At the top of the pile we have university graduates, hefty fees for a decent enough education in science, management and engineering, subjects with which to build a future. It’s been good to talk to these types; politicised enough to be angry, educated enough to know their best hope lies in leaving the country. With them goes their expertise, their knowledge and a piece of the country’s chances. They know it, and guilt and self-preservation do battle.

Hoping to be among them we have kids at private schools doing SLC and +2, the equivalent of GCSEs and A-levels. There are fees to be paid here too, tough in a country where there’s not much money knocking about and the habit of putting children to work instead. And let’s be clear: paying fees here doesn’t buy you elocution and David Cameron, it buys a basic education, just enough to move up a step.

Below them, the government-funded free schools. I visited one this week, a bare concrete building in a village of mud-brick houses and subsistence farming. The poverty there was so overwhelming it was almost irrelevant to the world around it. In a small mud house, with generations packed in, with loose potatoes stacked on the floor, with life primitive and divided into shitting, sleeping, eating or none of the above, little details like wealth and hope and acquisition of stuff seem to exist in a parallel universe or a far off future, distant and inaccessible, like space travel to the stone age.
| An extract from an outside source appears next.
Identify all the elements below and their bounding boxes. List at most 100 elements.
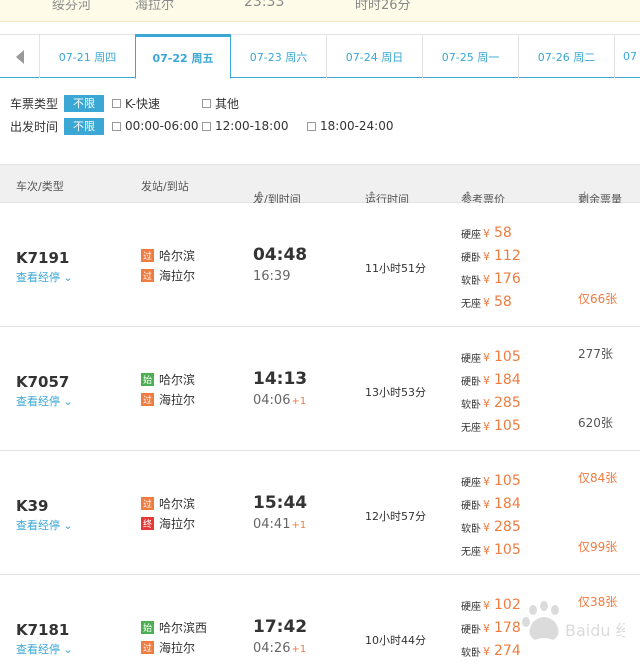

The school seems like the best hope going. There, kids who might be destined to work fields like the seventeen generations before them are learning stuff to take them elsewhere or fix up where they are. It comes off like a wobbly-legged David, under-resourced like the moon is under-populated, dirt-poor, equal parts depressing and inspiring and about the most admirable thing I’ve seen in my life.

It’s July’s Charity of the Month. I made a donation to go to new books or sports equipment or more of the essentials like, for example, chairs. I trust the money will be well spent, given to the headmaster Mrs Zero has known for years. He’s a good guy doing a good thing. I’m a loaded guy doing not much.